Une jolie tribune publiée par The Daily Telegraph vante les mérites des études littéraires – et dénonce vertement les pressions des féministes qui voudraient voir davantage de filles entreprendre des études scientifiques, qu’elles le veuillent ou non. Cristina Odone, éditorialiste qui affiche sa foi catholique, n’est pas précisément une femme de droite. Elle milite pour les femmes prêtres et l’« ouverture » en même temps qu’elle soutient des discours plus traditionnels. Mais c’est avec bon sens et sans égard pour le politiquement correct qu’elle fustige le diktat des féministes et du « gender mainstreaming » (« l’intégration des questions sexospécifiques », comme ils disent). C’est au nom d’une idéologie que les filles sont « empêchées de faire ce qu’elles veulent », a-t-elle constaté.
Son fils Johnny est parti étudier l’anglais à Oxford : « Nous étions ravis. Personne ne s’inquiétait du fait que son salaire ne se conterait pas en centaines de milliers de livres » : le choix de la littérature a été vécue par la famille comme une « bénédiction », et ses professeurs l’ont soutenu, raconte Cristina Odone.
Les féministes – et le système scolaire – poussent les filles vers des métiers masculins
« Mais deux ans plus tard, lorsque notre fille Izzy a demandé pourquoi elle devait perdre son temps à présenter trois matières scientifiques pour le GSCE [diplôme de fin d’études secondaires] alors qu’elle n’entendait nullement poursuivre une carrière dans le domaine des mathématiques ou de la science, la réaction était différente », dénonce la journaliste.
Ses amis lui ont assuré qu’Izzy avait le « devoir » de maîtriser les sujets qui ont été si longtemps l’apanage des hommes, sans compter que cela allait permettre à sa fille de trouver un poste mieux payé. Amis, famille, professeurs, tous ont dénoncé le laxisme de cette mère prête à justifier le choix de sujets « artistiques » d’Izzy, 12 ans, qui en préférant la littérature et l’histoire apportait la preuve que 2.000 ans de mauvaise éducation des filles avaient produit leur « triste » effet.
« Elle était la preuve vivante que les vieux stéréotypes sont encore en vigueur ; que les filles n’ont pas encore réussi à s’échapper du ghetto rose des sujets “soft”. En récusant les triangles isocèles et les brûleurs Bunsen, elle trahissait les suffragettes et Marie Curie », constate sa mère. Ironique, celle-ci note qu’elle n’aurait jamais dû encourager sa fille à lire et à écrire des histoires, mais faire comme ses amies : engager à prix d’or des répétiteurs de mathématiques à 60 livres de l’heure.
Empêcher les filles de faire ce qu’elles veulent parce que les études scientifiques valent mieux que les humanités
Bref, pour rendre service à l’humanité et avant tout aux femmes, il faut pousser les fillettes de 12 ans vers des métiers aujourd’hui dominés par la gent masculine, comme les sciences économiques, pour « changer le monde ». Les encourager à créer une start-up ou à devenir chercheur scientifique.
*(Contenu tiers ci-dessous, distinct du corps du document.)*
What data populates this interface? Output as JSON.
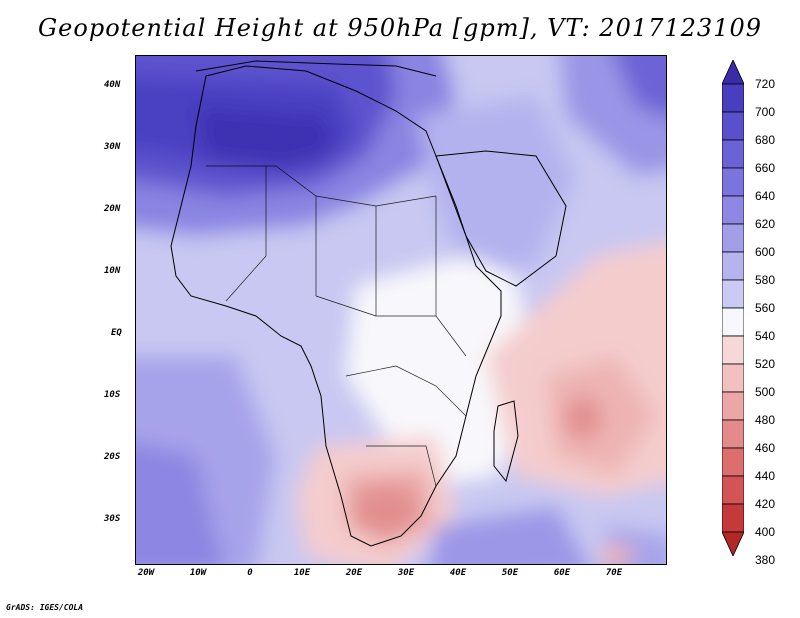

Les humanités ? Un truc de filles… qu’il faut laisser aux garçons ?
Au bout du compte, on en est arrivé au point ou une fille qui fait un métier perçu comme féminin déchoit. « Le message me met mal à l’aide, et elle aussi : faire un travail d’homme est plus impressionnant que de faire un travail de femme », note Cristina Odone. Elle plaide pour qu’on cesse de mettre les filles sous pression.
Elle aurait pu ajouter que l’idéologie va toujours de pair avec la tyrannie.